I’ve seen many projects claiming to be enterprise-grade RAG:

  • No chunk strategy, still “cut every 500 characters.”
  • No rerank, no multi-stage retrieval.
  • No multi-document processing, no query rewrite.
  • Metadata filtering, structured knowledge fusion—all absent.

The results are no different from “PDF search + LLM summary,” but the titles are more ambitious than the solutions.

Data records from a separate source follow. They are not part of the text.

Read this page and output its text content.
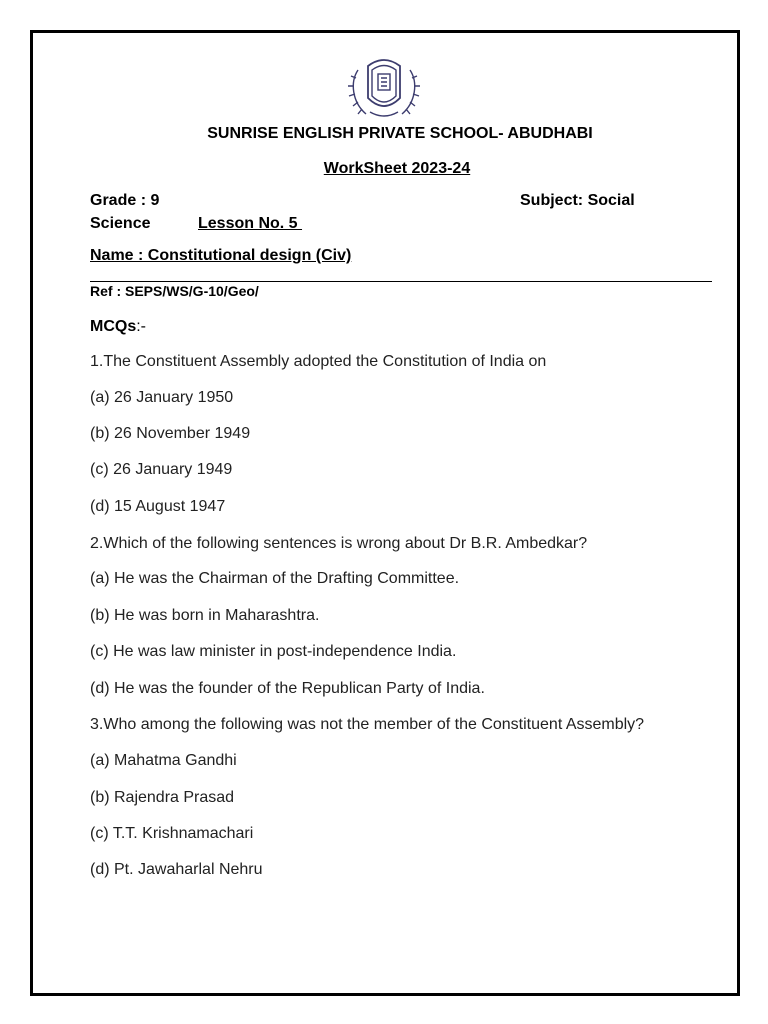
SUNRISE ENGLISH PRIVATE SCHOOL- ABUDHABI
WorkSheet 2023-24
Grade : 9	Subject: Social
Science	Lesson No. 5
Name : Constitutional design (Civ)
Ref : SEPS/WS/G-10/Geo/
MCQs:-
1.The Constituent Assembly adopted the Constitution of India on
(a) 26 January 1950
(b) 26 November 1949
(c) 26 January 1949
(d) 15 August 1947
2.Which of the following sentences is wrong about Dr B.R. Ambedkar?
(a) He was the Chairman of the Drafting Committee.
(b) He was born in Maharashtra.
(c) He was law minister in post-independence India.
(d) He was the founder of the Republican Party of India.
3.Who among the following was not the member of the Constituent Assembly?
(a) Mahatma Gandhi
(b) Rajendra Prasad
(c) T.T. Krishnamachari
(d) Pt. Jawaharlal Nehru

🔍 No Evaluation = No Production Readiness

What should really be written about is evaluation and observability:

  • What’s the actual recall rate? Broken down by data domain?
  • How does the model respond when it can’t retrieve content? Any fallback, refusal strategy?
  • What’s the noise chunk ratio? Does the ranker actually work?
  • Does document fusion turn sections into mush?
  • Does the prompt guide citation sources, limit hallucination?
  • Which question types fail most often? Manuals, policies, numbers, or real-time info?

Without these metrics, “enterprise-grade” is just self-congratulation.

🧭 What’s Actually Worth Investing In

  1. Chunk strategy: Cut by structure, set overlap, preserve metadata, build dual indexes (paragraph + table) when necessary.
  2. Multi-stage retrieval: BM25 coarse filter first, then embedding fine recall, finally rerank, introduce domain knowledge graph when needed.
  3. Rerank: Use cross-encoder, linear reranking, or rule-based rerank to filter out noise first.
  4. Query rewrite: Rewrite colloquial, misspelled, context-missing queries, can also do multi-perspective queries.
  5. Document fusion: Set evidence count, ordering, citation format, avoid merging multiple sources into unsourced paragraphs.
  6. Evaluation: Build golden Q&A sets offline, track recall rate, hit rate, refusal rate online.
  7. Observability: Log retriever hit documents, ranker scores, LLM final answers for review.
  8. Prevent hallucination: Cite evidence, limit answer templates, set hard rule “refuse to answer if retrieval fails.”

These determine whether a RAG can actually go to production.

Pure rant, don’t take it personally.